Cleric to End Iraq Government Boycott

By QASSIM ABDUL-ZAHRA
The Associated Press
Thursday, December 21, 2006; 3:37 PM

BAGHDAD, Iraq -- Radical cleric Muqtada al-Sadr has agreed to allow his supporters to go back to their positions in the Iraqi government after a three-week boycott to protest the Iraqi prime minister's meeting with U.S. President George W. Bush, three officials close to the militia leader said late Thursday.

Al-Sadr's loyalists walked out of their positions in parliament and the Cabinet after Prime Minister Nouri al-Maliki met Bush in Jordan three weeks ago.

Shiites from the Iraqi parliament's largest bloc, the United Iraqi Alliance, were meeting Thursday in the holy city of Najaf, as part of a plan to persuade the anti-American cleric to persuade the anti-American militia leader to rejoin the political process and rein in his fighters.

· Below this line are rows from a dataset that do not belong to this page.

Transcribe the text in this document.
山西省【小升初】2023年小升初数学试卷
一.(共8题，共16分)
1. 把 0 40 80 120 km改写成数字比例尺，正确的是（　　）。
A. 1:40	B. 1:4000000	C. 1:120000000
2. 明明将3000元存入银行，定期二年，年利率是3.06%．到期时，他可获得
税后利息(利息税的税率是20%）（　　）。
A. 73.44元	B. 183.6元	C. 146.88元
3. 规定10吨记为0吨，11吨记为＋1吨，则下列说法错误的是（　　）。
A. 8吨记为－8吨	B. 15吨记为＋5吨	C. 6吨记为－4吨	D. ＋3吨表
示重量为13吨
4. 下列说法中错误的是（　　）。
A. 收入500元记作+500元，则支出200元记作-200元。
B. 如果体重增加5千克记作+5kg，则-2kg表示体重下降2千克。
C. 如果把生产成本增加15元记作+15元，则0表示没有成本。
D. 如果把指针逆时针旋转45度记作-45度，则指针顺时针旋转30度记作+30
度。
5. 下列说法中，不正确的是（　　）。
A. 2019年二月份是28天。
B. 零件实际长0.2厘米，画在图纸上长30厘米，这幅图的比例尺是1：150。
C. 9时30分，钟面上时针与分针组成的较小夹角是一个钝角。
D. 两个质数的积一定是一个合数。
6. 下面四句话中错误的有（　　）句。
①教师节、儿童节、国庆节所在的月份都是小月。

They were in touch with al-Sadr's aides, and would meet the cleric himself Friday or Saturday, aides to participants said on condition of anonymity because of the secrecy of talks.

"The main (United Iraqi) Alliance forces and the al-Sadr movement have agreed to solve the problems and overcome the obstacles that made al-Sadr boycott the political process. So within two days, the al-Sadr movement will return to the government and parliament," said Abdul Karim al-Anizi, a prominent Shiite lawmaker from the Dawa faction.

Two figures in al-Sadr's movement, an aide to the cleric and a member of Iraq's parliament, also said the cleric had agreed to allow his followers to rejoin the government.

"We will rejoin the government and the parliament very soon," the parliament member said, speaking on condition of anonymity because of the sensitivity of ongoing meetings. "We got some guarantees during our meeting today," he added.

On Thursday, al-Sadr's loyalists met with members of the Shiite bloc, and laid out their demands for returning to the government, the official said.

"Our demands are to hand over the security file and not allow any regional interference in Iraqi affairs," he said. The Sadrists planned to issue a statement on Saturday, he added.